Improbable Defence

Trusting a black box: explaining complex simulation outcomes using LIME

The field of Artificial Intelligence (AI) has recently been suffering an “interpretability crisis”: black-box techniques like deep learning produce impressively accurate predictions, but fail to offer any human intelligible explanation, making it hard to establish their safety and fitness-of-purpose in highly regulated or safety-critical domains.

In the adjacent field of modelling and simulation, this challenge is not new: complex simulations generate emergent outputs via the interaction of a vast amount of dynamic components, which can make the system as a whole opaque to the user. Additionally, their complexity typically renders these simulations sensitive to initial parameter settings or details of their initial state such as the exact placement of units on a map. This can be broadly quantified via classical techniques such as sensitivity analysis, which however fail to provide a true explanation of simulation outputs in terms of understandable features of the input space.

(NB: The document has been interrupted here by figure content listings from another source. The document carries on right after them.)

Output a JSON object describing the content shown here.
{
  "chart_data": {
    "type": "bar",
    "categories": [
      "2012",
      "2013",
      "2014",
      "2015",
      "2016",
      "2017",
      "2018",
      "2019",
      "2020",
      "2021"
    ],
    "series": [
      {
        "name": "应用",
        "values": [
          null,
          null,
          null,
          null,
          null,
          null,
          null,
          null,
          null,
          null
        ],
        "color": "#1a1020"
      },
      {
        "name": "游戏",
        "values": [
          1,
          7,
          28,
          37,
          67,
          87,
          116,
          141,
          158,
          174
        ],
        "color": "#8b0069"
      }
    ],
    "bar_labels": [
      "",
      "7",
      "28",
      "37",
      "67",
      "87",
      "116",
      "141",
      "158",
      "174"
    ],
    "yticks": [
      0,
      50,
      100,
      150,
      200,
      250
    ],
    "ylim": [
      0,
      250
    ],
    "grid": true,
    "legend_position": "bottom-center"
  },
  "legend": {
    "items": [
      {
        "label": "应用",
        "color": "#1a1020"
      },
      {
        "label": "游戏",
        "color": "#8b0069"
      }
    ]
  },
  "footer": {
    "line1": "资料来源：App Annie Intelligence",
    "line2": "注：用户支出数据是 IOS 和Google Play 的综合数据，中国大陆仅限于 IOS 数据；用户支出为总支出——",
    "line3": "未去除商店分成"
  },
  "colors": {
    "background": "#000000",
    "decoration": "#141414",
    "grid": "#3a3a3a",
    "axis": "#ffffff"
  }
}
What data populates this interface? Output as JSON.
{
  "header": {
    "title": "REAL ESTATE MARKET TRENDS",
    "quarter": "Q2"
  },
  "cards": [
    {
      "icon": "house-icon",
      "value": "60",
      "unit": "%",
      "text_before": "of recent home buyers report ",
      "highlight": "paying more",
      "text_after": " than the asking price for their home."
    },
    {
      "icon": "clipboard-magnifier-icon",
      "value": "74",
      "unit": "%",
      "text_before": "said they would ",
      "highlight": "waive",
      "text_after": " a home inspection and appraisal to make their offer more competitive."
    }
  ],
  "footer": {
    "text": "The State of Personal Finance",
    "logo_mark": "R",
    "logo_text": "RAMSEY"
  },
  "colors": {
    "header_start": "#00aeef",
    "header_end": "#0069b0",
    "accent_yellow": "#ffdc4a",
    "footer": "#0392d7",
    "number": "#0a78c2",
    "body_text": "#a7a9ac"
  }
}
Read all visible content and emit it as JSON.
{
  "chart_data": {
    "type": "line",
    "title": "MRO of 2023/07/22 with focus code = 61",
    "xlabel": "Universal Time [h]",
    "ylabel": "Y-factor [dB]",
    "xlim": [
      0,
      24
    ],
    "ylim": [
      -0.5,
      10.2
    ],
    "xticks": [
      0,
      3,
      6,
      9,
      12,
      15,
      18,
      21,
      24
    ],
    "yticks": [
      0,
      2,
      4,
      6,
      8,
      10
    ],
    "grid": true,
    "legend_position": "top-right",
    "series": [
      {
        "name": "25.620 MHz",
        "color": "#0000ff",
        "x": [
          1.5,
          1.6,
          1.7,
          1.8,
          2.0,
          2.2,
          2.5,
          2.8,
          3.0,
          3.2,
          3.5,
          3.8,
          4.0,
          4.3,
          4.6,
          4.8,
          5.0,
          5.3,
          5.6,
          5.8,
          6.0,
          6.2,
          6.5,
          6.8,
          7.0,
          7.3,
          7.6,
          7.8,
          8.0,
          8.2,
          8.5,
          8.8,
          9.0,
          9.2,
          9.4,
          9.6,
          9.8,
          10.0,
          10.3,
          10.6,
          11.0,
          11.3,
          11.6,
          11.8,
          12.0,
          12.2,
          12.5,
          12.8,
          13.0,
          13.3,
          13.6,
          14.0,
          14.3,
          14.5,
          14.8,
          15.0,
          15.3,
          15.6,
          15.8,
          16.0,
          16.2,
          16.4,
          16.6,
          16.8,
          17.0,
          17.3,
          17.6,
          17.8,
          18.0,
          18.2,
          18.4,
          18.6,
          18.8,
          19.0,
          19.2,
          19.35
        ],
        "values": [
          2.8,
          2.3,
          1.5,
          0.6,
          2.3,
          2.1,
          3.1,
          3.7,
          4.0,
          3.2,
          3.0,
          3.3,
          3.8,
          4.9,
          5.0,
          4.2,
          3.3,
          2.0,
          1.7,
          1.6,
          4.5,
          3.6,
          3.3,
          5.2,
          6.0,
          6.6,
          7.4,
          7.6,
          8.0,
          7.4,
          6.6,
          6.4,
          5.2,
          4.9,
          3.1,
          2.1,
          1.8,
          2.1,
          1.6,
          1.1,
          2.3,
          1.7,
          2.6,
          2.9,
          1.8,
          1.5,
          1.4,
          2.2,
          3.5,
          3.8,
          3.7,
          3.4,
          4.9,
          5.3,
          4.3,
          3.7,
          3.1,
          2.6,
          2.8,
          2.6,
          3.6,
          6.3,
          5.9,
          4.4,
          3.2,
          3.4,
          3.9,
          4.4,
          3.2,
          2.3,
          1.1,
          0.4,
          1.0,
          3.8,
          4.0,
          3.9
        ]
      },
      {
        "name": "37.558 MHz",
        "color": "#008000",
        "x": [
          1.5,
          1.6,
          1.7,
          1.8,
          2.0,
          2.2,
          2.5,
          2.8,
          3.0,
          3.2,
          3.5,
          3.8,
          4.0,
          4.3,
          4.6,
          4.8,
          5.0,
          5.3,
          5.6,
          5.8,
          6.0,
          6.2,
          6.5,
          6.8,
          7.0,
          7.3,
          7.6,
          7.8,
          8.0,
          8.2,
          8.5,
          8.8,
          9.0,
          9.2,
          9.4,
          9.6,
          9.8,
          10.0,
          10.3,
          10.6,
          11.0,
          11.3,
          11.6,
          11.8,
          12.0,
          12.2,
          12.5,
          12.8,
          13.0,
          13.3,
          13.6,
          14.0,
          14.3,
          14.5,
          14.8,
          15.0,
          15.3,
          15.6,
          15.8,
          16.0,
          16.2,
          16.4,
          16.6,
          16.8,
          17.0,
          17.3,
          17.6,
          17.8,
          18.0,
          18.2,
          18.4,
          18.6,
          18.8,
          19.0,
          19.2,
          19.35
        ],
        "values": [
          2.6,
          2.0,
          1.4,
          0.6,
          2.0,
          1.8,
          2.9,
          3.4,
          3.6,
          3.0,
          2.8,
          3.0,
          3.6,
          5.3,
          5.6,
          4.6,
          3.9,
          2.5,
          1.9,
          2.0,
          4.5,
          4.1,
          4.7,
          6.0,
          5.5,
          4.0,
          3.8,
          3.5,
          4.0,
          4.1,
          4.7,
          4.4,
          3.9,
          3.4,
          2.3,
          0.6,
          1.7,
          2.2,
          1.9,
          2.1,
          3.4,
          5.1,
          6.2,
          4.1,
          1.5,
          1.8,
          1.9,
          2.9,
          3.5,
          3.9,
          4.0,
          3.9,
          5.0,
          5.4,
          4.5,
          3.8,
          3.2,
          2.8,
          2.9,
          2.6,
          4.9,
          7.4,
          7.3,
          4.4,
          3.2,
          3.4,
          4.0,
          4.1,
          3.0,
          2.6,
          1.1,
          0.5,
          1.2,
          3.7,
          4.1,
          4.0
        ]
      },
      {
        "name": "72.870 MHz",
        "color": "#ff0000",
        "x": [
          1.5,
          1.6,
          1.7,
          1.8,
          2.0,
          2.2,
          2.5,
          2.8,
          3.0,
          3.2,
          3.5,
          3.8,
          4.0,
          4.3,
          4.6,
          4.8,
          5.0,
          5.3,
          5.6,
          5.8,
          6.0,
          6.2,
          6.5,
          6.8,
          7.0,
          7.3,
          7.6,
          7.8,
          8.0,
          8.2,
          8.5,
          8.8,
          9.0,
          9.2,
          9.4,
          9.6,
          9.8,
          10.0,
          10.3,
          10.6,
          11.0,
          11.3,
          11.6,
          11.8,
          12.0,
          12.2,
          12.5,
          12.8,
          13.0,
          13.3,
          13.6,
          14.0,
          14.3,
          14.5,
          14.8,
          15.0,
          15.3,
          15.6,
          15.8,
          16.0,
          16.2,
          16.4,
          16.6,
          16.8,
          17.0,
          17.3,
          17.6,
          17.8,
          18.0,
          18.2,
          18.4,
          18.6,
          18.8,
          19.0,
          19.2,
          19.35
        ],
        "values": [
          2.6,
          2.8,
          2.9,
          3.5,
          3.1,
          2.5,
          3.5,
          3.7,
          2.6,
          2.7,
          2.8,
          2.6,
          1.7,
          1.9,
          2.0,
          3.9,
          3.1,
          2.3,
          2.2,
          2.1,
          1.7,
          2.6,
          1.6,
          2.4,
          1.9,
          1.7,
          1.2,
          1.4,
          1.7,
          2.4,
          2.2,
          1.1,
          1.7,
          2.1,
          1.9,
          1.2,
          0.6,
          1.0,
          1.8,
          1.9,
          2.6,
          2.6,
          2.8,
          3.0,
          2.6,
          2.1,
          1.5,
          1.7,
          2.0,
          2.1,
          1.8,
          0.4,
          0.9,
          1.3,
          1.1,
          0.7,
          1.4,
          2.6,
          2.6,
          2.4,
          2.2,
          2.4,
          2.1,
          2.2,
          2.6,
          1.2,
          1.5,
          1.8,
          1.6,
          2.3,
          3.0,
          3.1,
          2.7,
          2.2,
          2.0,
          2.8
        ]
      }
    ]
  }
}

As a response to the interpretability crisis in AI, the new field of Explainable AI (XAI) has emerged in recent years. Techniques like Locally Interpretable Model Explanations (LIME) enable powerful post-hoc analysis of predictions that provides an intuition for the model’s logic. This is achieved by considering how small, local changes to the input configuration affect the response, capturing the resulting dependencies using interpretable statistical techniques, and reporting them in an intuitive graphical user interface. This closes the loop between the model and the user, allowing the user not only to build trust in the model, but also to actively improve it by identifying blind spots and misconceptions that are evident to a human expert.

In this work, we investigate the applications of XAI techniques to complex simulations. In a series of examples from the social sciences and operational research we use LIME to coherently trace emergent patterns back to the input space.